The glitches aren’t the issue
The Obama administration, led by the president himself, still doesn’t get what the real issue that working Americans who already have health insurance fear about the Affordable Health Care Act: Namely, its affordability or lack thereof.
President Barack Obama took to the Rose Garden for a televised speech late Monday morning.
The speech largely focused on the glitches in the on-line signup and marketplace for insurance coverage, which we know will be fixed. Computer system glitches are as natural as computer systems themselves. Glitches can be overcome.
Obama also spent time delivering tales of people who have reported saving money with the government program.
Between the two angles – the emphasis on the multiple ways to sign up including an available toll-free number with operators standing by and the savings reported by a few people – it was almost an infomercial.
We are beginning to wonder if the computer glitches could have been part of the rollout all along: Divert opponents’ attention onto a relatively trivial matter that can be resolved so that the criticism against the impact the system will have on those already working and covered by employer insurance, as well as the impact on employers, will be blunted.

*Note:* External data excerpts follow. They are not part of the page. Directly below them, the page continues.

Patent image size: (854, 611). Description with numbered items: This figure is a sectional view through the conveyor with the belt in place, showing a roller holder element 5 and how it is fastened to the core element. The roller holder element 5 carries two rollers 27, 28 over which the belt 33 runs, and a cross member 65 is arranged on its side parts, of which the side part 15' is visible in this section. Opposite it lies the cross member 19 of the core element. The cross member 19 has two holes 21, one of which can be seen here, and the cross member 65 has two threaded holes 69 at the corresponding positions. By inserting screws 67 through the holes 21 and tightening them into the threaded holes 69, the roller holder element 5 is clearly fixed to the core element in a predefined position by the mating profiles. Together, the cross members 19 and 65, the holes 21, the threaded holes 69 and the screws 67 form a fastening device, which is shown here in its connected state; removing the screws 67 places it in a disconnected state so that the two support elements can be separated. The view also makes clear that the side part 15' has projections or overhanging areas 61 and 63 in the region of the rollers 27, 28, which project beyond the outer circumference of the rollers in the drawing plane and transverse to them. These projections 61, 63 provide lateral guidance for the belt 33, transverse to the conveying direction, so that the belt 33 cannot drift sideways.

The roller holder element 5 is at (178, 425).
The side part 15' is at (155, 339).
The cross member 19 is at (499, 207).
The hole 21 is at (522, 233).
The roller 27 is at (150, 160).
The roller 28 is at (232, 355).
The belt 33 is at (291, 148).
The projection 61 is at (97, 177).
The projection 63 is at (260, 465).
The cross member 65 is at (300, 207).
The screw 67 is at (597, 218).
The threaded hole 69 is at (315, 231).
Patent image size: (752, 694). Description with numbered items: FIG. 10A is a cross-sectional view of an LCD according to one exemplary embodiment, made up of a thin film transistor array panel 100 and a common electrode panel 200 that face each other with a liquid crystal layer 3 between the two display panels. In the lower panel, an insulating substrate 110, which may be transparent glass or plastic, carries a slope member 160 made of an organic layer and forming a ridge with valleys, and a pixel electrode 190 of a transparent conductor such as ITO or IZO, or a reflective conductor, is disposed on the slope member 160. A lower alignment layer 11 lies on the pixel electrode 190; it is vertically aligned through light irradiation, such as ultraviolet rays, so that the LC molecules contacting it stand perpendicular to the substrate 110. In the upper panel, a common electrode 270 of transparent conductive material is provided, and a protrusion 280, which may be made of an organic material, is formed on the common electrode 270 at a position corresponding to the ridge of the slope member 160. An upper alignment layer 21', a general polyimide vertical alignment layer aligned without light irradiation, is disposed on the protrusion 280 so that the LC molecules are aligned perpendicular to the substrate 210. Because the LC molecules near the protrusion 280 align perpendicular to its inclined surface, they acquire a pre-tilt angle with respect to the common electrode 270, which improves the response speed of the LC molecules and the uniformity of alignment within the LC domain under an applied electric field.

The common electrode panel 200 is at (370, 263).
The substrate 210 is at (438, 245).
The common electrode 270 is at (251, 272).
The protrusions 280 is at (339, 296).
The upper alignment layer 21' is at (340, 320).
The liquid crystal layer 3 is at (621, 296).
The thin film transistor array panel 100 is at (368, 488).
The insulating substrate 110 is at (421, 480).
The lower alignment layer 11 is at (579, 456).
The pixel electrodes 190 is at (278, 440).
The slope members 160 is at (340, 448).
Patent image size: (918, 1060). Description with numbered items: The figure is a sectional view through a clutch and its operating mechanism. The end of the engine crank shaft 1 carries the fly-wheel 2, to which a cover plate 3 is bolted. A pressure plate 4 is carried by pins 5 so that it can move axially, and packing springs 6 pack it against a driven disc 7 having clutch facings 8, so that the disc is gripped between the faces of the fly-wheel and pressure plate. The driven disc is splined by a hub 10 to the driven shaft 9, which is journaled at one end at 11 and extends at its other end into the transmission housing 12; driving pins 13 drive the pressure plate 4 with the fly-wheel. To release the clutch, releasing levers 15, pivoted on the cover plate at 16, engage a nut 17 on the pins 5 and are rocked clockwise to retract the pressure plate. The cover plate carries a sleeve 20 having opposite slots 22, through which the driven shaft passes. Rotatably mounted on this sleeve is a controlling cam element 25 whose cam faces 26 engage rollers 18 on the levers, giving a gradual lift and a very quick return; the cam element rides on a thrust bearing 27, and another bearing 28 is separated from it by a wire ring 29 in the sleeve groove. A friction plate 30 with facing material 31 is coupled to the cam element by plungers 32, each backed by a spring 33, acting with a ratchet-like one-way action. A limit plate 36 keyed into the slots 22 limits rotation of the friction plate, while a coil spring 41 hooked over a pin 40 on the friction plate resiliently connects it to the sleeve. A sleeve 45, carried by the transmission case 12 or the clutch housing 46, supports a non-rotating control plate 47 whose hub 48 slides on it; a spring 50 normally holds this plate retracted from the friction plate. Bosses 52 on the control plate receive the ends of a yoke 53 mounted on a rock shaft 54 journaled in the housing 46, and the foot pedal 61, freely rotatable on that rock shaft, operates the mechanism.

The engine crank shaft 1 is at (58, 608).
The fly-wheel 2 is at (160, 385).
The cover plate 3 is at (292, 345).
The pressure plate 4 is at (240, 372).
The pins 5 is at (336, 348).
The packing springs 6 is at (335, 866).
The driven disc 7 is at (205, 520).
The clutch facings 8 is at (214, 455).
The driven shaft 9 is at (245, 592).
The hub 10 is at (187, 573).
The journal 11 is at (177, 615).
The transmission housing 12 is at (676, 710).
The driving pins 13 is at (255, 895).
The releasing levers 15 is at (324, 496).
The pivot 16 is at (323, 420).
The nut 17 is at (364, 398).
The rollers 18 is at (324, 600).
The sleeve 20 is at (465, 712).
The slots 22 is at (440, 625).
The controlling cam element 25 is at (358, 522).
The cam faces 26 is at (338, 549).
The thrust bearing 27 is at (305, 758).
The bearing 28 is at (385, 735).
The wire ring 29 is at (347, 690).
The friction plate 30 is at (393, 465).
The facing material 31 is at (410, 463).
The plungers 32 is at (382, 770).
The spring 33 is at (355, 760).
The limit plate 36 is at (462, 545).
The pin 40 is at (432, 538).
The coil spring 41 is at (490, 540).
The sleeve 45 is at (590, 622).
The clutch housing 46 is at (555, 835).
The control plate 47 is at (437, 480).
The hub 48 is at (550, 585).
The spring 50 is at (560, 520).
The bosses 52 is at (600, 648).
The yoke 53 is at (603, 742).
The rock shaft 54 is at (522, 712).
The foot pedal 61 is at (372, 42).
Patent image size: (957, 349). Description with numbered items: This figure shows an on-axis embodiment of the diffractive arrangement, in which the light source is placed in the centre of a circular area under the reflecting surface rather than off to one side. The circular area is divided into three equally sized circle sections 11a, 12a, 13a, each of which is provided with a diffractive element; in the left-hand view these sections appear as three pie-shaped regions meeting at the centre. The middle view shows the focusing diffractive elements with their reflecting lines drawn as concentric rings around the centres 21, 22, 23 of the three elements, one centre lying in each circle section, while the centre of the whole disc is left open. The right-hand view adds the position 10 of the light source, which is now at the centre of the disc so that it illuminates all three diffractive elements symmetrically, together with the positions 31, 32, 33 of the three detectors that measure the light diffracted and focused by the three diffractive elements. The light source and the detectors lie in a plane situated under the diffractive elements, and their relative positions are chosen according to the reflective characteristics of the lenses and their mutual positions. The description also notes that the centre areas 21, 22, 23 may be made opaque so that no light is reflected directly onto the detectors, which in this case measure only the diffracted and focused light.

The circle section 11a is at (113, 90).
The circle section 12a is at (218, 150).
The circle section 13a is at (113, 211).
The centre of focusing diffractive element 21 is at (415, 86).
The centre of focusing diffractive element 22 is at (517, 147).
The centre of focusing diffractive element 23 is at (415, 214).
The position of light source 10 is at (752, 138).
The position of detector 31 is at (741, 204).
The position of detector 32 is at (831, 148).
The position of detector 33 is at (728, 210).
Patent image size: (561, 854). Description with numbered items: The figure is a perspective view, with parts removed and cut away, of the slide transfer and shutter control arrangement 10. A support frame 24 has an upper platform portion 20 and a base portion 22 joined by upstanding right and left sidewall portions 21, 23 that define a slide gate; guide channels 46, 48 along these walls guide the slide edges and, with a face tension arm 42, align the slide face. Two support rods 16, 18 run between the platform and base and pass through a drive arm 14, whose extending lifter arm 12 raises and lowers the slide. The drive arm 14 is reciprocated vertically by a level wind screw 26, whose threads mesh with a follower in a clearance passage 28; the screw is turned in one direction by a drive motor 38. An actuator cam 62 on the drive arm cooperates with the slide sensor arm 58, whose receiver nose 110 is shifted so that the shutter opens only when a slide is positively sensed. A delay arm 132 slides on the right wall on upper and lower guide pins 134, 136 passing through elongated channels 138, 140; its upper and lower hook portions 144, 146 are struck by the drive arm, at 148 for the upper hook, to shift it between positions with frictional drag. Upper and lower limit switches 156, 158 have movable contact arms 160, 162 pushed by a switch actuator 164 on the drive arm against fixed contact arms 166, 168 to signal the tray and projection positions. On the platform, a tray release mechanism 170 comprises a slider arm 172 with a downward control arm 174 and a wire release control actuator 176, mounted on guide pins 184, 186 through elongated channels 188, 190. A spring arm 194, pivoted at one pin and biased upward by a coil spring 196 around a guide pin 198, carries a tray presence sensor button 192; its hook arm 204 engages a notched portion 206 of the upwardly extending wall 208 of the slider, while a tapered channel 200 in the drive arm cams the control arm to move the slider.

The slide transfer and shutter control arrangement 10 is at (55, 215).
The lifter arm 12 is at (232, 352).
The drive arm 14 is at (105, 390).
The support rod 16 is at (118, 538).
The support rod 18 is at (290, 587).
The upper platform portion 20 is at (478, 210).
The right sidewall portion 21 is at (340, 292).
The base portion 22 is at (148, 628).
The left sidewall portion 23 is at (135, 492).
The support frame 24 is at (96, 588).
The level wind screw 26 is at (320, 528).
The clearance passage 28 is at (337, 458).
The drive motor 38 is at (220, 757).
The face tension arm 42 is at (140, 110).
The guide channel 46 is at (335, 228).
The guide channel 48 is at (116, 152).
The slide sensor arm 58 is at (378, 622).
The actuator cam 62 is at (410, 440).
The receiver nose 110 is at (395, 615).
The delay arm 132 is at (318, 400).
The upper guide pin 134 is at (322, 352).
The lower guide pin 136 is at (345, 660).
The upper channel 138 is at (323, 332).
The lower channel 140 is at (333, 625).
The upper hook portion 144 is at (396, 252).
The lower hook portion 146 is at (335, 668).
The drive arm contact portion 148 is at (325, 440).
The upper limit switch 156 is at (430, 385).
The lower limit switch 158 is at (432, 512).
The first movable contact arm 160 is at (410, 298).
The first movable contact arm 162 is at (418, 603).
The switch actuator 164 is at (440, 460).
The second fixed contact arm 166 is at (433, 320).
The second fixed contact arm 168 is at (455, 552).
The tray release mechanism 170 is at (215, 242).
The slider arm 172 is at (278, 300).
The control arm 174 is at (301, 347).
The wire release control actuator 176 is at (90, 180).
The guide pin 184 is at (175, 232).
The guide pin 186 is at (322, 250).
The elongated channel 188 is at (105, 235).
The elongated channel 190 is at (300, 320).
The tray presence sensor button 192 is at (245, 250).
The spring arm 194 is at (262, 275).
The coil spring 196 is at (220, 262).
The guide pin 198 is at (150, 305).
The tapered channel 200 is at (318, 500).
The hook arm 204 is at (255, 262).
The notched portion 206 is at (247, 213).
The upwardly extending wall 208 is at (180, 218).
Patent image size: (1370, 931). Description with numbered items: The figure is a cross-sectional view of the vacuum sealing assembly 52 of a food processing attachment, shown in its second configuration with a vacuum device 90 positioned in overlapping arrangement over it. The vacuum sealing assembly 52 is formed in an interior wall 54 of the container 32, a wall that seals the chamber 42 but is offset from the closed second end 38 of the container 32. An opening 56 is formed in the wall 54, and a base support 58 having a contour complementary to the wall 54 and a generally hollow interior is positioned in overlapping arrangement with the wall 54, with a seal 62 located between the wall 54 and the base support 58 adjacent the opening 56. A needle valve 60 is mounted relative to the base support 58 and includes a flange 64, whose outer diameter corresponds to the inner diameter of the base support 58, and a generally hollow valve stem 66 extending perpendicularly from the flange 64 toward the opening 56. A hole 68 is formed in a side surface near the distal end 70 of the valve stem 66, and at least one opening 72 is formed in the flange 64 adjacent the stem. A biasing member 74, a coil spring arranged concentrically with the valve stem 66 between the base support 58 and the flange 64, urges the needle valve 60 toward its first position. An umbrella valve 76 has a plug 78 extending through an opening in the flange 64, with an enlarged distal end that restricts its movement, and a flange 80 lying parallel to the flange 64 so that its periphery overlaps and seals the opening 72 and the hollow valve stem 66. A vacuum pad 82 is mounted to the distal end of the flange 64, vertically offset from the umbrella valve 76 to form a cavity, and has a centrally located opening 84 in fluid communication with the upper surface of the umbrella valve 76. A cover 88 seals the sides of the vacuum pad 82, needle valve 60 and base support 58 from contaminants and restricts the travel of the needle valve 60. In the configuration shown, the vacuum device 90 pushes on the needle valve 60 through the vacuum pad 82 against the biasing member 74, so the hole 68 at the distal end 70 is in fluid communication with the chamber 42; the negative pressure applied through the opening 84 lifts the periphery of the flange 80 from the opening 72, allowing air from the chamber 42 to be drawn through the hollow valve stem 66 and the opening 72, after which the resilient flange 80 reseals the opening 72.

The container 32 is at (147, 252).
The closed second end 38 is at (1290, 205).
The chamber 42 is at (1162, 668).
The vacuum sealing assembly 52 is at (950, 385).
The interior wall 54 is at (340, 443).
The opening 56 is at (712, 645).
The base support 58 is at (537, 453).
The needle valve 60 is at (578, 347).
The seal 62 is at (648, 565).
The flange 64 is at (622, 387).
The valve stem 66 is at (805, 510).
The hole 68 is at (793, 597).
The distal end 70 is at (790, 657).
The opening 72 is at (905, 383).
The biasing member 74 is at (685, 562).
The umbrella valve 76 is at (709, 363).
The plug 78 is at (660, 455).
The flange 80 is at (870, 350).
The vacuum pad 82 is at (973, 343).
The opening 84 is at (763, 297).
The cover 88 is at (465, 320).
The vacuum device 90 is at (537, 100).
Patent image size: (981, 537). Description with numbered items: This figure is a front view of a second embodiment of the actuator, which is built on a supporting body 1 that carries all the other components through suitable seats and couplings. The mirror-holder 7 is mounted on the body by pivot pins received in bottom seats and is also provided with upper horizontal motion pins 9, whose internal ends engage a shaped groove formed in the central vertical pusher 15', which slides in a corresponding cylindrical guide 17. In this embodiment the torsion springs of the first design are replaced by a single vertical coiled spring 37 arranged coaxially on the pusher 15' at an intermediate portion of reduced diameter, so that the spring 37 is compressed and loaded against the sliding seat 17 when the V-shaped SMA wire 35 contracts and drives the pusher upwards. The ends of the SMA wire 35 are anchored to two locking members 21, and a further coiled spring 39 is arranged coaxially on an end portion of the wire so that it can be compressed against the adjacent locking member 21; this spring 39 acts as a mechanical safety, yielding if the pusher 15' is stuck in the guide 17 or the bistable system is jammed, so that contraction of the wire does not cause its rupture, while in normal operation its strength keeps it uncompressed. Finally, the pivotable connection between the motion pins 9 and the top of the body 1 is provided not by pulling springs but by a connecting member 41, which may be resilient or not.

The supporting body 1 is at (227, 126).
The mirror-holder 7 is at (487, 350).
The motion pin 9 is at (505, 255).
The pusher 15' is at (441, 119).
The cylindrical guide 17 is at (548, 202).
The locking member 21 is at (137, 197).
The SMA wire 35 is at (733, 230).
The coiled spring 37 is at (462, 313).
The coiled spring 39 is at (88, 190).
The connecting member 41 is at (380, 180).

The issue, again, is not about the delays and the glitches in the computers. It is about the cost impact to working Americans who already have health insurance, who will pay more as they’re separated from being able to be covered by family or spousal coverage, as their employers cut work hours to avoid the onerous requirements for providing coverage, as the costs of group plans rise while the big federal program fails to apply cost-cutting measures to the system that already were occurring in private insurance systems, such as allowing over-the-counter medicine reimbursements instead of costing the system full-on prescription prices.
As a diversionary tactic, the glitches couldn’t be happening at a better time, allowing the president and the administration to appear to be working on the health care system while not listening to the basic criticisms that continue to go unanswered.